The only Republican currently on the ballot is President Trump. As president, he has passed a tax bill which lowered tax bills for about 80 percent of Americans, according to the Tax Policy Center. This presidency has also seen the unemployment rate remain low. 

Forbes Magazine Online reported that in December of 2017, Congress cut government revenues by passing a $1.5 trillion tax cut. As of September of this past year, the cuts have not been linked to an increase in labor share or other investments. 

“As a general rule, aspiring presidential candidates from the same party do not generally challenge a sitting president for the party’s nomination,” said political science professor Rosalyn Cooperman. “So while there are many Republicans, including a few women, such as former South Carolina governor and US Ambassador to the United Nations Nikki Haley, and US Senator Joni Ernst [Iowa], who may be interested in running, they are calculating whether it’s worth the grief to mount a primary challenge to Trump or just wait it out and run in 2024.” 

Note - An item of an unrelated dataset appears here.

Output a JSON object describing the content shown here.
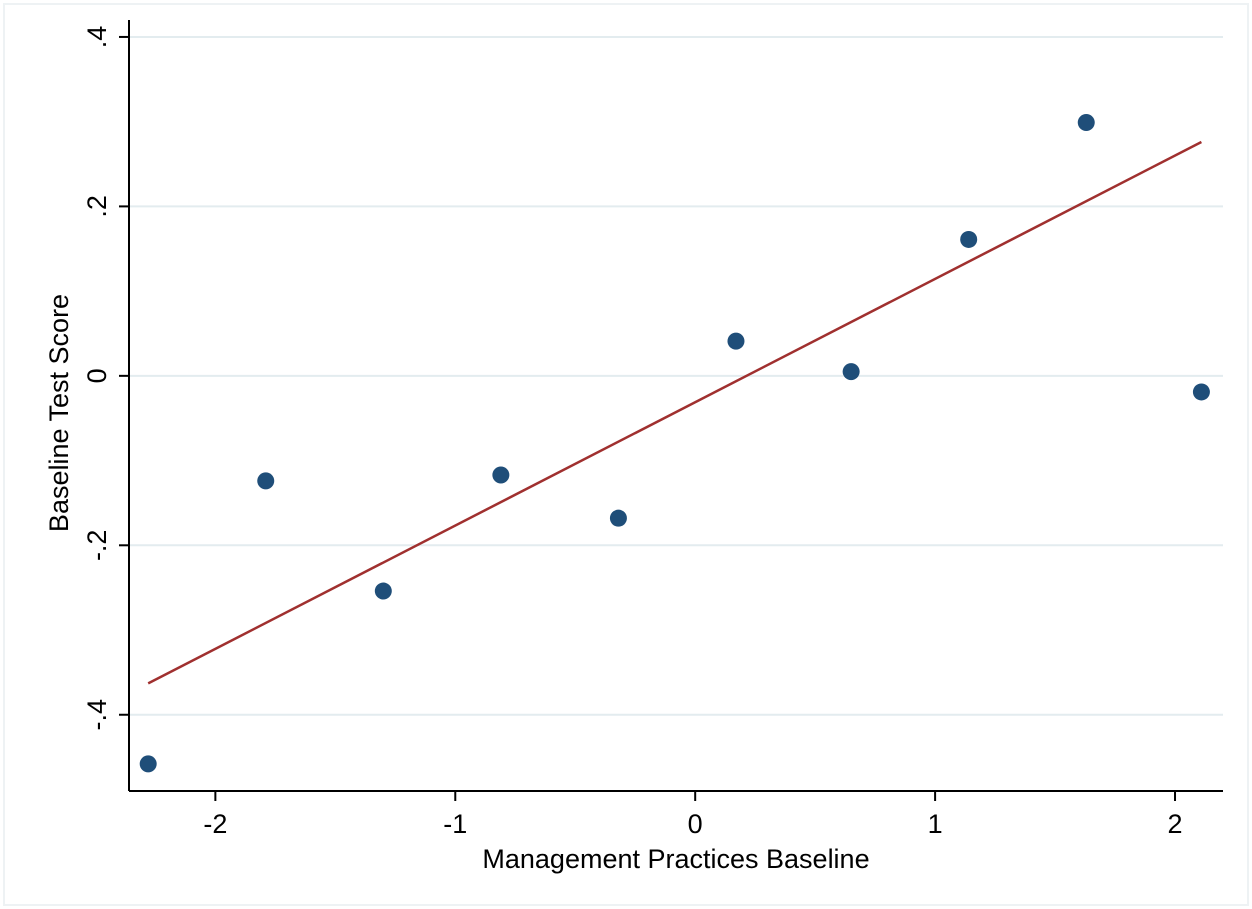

Students here at UMW have wondered if a female president is possible in our nation’s future. Students also question what party these women would be a part of and what kinds of platforms they will base their candidacy on. 

“I believe that Republicans will one day nominate a woman to be their president,” said political science major and chair of College Republicans, Stephen Lamm. “The Democrats have many prominent women within their party, while the Republican party, although headed by Ronna Romney McDaniel, still struggles with visible female leadership.”

Senior geology major Grace Rhil reflected on the growing importance of social media.

“I think that social media will play a continually larger role in each election because its prevalence in popular culture keeps growing,” she said. “It is also many people’s platform for getting news, so candidates will likely use that to their advantage.”

ABC News has also predicted that the electorate in 2020 is likely to be similar to that of the 2016 electorate. 

“It is too early to determine what voter turnout in 2020 will look like. What we do know is that compared to men, women are more reliable voters. They turn out to vote in higher numbers than men, which has been the case for several decades now,” said Cooperman.